Lexicon – 9 – Review

Lexicon

New Wave and Beyond #9 Fall ’98 $3.95
(PO Box 1734 Wheaton, MD 20915)

by William Ham
(no relation to Greg from Men at Work, I swear)

I’ve inured myself to the dread in my bones, resigned myself to the stark inevitability of the day my son arrives home from school, morbid curiosity piqued by the litany of horrors he’s been fed in history class that day, looking up at (not quite to) me with sad, reproachful eyes and asking me that most loaded of loaded questions:

“What did you do in the eighties, Daddy?”

You may as well steel yourselves for it, all you late twentysomething and ups, dredge your consciences and measure your accountability: Did you fight the good fight, side with the forces of right, or succumb to the seduction of the pastel-tinged darkness? Were you out posting flyers for the indie Resistance, giving shelter to SST bands on your apartment floor, or were you at the arena rallies, raising your arms en masse in Bic-bearing salutes, giving over to the triumph of the will to power your Roland DX7s and chanting in corrupt ecstasy: “Ich wünche mein MTV! Androgyny macht frei!” Personally, I plan on peppering my boy with a conscientiously-calibrated combination of the wisdom of hindsight and abject denial (“Tears for Fears? Never heard of ’em…”), showing off my signed New Day Rising acetate and hoping he doesn’t discover the Our Daughter’s Wedding EP stowed deep in the closet, but I fear Lexicon editor David Richards won’t be able to get off that easy when the tribunal committee calls his name.

With precious little irony or snideness to distance himself from the enormity of his sins, Richards bravely, nay foolishly, stares right into the rouged face of the abyss and refuses to blink. In fact, he gives himself over to its infernal pull lock, stock, Aitken and Waterman. Look upon his works, ye Mighty, and despair: An interview with Scandal-abran Patty Smyth without a single mention of ex-husband Richard Hell for underground leavening. (Yes, you read right – Mr. Blank Generation was once wed to Ms. Shootin’ Out the Walls of Heartache Bang Bang. Do you think Richie misread the name and spent most of the marriage thinking, “Jesus, she sure has changed since Radio Ethiopia“?) A profile of Dead or Alive’s Pete Burns, festooned with photos designed to prevent some of us from smirking in nostalgic derision at the metalheads who gazed at that Poison cover in high school and gushed, “Those chicks are hot.” Two laudatory accounts of the Howard Jones/Human League/Culture Club package tour. Reviews which straight-facedly offer up such lines as “I practically worship the ground Heaven 17 walks on.” A chat with Clan of Xymox (the 4AD equivalent of Roxette). And last but… well, let’s leave it at “last,” a Men at Work cover story. Such stuff as bad daydreams are made of, all of it, but it’s the growing portents of future schlock that loom large in my pastel-colored, “In the Air Tonight”-soundtracked nightmares. Note that Richards and his minions have started to give over more space to current proponents of “the exploding synthpop genre, a genre with its roots firmly in the musical revolution of the ’80s.” (Don’t get too excited – the “exploding” bit was meant figuratively.) Consider that a Kate Bush tribute album and a Sparks remix collection are impending. And if you’re truly stout of heart, try grasping the implications of the following assertion: “As the members of the world’s first ever Adam and the Ants tribute experience, we are committed to historically recreating the characters, events, gigs, setlists, and recordings of the original Adam and the Ants: accurately, in real time, and exactly 20 years after the fact.” (That means you have four years left before they get to Strip – and yes, this is a threat.)

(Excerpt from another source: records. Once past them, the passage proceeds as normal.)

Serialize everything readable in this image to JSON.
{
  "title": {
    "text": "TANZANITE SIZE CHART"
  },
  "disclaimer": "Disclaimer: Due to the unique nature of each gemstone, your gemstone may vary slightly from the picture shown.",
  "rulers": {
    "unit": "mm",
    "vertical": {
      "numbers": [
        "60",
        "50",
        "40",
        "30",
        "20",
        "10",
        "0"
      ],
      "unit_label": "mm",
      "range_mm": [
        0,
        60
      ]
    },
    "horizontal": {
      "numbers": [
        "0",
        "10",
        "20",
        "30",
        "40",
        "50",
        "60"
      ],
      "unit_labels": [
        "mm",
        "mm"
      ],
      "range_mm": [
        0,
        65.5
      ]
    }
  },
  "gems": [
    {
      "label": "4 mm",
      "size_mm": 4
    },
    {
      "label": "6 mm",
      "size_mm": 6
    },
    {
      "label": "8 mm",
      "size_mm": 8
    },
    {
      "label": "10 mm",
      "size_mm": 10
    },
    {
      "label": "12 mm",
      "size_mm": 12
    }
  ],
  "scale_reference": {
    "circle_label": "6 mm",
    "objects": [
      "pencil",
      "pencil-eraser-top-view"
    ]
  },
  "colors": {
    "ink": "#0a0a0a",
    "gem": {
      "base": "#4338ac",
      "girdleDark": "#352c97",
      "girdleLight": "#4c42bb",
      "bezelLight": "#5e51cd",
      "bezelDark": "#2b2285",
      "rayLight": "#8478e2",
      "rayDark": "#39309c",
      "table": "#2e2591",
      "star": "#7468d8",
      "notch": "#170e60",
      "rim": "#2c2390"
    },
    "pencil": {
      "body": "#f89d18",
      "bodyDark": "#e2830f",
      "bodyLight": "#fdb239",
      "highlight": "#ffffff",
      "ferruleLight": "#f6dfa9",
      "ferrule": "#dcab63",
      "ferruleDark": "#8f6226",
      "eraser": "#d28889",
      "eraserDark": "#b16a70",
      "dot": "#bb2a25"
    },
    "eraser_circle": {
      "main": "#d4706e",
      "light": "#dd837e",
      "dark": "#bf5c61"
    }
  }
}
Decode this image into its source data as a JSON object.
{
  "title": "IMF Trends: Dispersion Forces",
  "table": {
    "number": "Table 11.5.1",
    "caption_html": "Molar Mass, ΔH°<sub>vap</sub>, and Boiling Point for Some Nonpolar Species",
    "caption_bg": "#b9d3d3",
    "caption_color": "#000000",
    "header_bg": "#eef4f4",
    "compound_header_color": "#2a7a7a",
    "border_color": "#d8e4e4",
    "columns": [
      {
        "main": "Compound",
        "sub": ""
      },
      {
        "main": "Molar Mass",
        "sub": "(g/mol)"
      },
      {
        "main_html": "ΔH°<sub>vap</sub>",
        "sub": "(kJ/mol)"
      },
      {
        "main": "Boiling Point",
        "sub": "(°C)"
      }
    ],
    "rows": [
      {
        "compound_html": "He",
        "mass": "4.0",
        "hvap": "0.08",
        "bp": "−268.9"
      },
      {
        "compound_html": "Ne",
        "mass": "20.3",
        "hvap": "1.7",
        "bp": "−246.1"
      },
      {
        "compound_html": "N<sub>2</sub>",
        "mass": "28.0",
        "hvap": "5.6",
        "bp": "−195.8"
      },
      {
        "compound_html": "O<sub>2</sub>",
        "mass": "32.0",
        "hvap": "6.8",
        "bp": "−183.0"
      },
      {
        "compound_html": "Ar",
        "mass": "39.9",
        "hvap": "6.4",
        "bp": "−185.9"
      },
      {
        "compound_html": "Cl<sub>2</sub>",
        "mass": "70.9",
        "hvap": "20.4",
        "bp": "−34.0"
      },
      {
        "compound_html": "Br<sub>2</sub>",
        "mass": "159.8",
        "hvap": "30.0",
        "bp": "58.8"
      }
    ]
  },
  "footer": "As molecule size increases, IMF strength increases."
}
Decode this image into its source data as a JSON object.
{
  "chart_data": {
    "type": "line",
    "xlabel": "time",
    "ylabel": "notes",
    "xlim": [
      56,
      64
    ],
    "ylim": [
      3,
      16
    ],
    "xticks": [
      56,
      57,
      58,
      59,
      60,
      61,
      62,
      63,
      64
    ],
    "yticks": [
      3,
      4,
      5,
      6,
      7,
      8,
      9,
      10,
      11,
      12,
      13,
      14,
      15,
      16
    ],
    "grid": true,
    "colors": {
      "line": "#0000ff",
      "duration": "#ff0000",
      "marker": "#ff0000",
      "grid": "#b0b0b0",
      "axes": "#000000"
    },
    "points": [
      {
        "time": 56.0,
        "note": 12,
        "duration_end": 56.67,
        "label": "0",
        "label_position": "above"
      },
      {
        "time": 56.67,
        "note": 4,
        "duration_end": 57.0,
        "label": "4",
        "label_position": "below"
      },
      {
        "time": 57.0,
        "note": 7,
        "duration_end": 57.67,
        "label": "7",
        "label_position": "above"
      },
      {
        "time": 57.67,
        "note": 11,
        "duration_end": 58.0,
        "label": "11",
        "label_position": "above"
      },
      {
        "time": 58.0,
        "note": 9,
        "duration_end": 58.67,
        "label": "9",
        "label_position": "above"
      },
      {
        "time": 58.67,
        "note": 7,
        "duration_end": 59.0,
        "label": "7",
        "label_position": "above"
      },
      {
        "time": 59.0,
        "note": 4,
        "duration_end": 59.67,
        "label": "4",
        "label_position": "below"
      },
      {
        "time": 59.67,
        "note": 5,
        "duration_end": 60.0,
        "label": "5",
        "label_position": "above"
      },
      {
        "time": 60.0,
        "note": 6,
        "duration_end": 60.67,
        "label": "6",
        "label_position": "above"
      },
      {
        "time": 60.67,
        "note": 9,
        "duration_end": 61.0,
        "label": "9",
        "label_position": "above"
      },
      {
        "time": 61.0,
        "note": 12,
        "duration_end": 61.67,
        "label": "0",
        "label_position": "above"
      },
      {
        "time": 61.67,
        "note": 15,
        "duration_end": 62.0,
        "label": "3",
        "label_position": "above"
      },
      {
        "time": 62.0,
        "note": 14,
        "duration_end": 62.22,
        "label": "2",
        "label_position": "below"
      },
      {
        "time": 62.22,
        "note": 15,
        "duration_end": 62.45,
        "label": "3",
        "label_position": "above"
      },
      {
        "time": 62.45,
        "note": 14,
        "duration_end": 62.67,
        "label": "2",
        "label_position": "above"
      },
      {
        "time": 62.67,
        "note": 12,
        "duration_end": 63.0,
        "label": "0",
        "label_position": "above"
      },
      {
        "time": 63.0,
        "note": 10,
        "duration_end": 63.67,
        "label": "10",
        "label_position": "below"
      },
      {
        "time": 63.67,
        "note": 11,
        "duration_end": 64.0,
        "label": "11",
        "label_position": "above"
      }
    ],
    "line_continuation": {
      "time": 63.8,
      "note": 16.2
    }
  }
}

You may be tempted to laugh this away, to diminish the unsavory power that this darkest of decades still wields over the impressionable youth of this country, many of whom don’t remember those insidious claims that Cyndi Lauper’s career would last a thousand years and the like. Some reactionaries have even taken to stating that a Duran Duran live album never happened. Don’t allow this to be. Use Lexicon, not as the propaganda it’s intended to be, but as a warning to this and to generations yet unborn. Those responsible may try to cover their tracks, claiming “We were only following trends,” and JFK Jr. may soon stand at the site of the Wall of Voodoo video shoot and proclaim “Ich bin ein Berlin fan,” but the ineradicable truth is here, for all to see. It happened once. It must not happen again.

Oh, and David – I’m still waiting for that Scritti Politti cover story.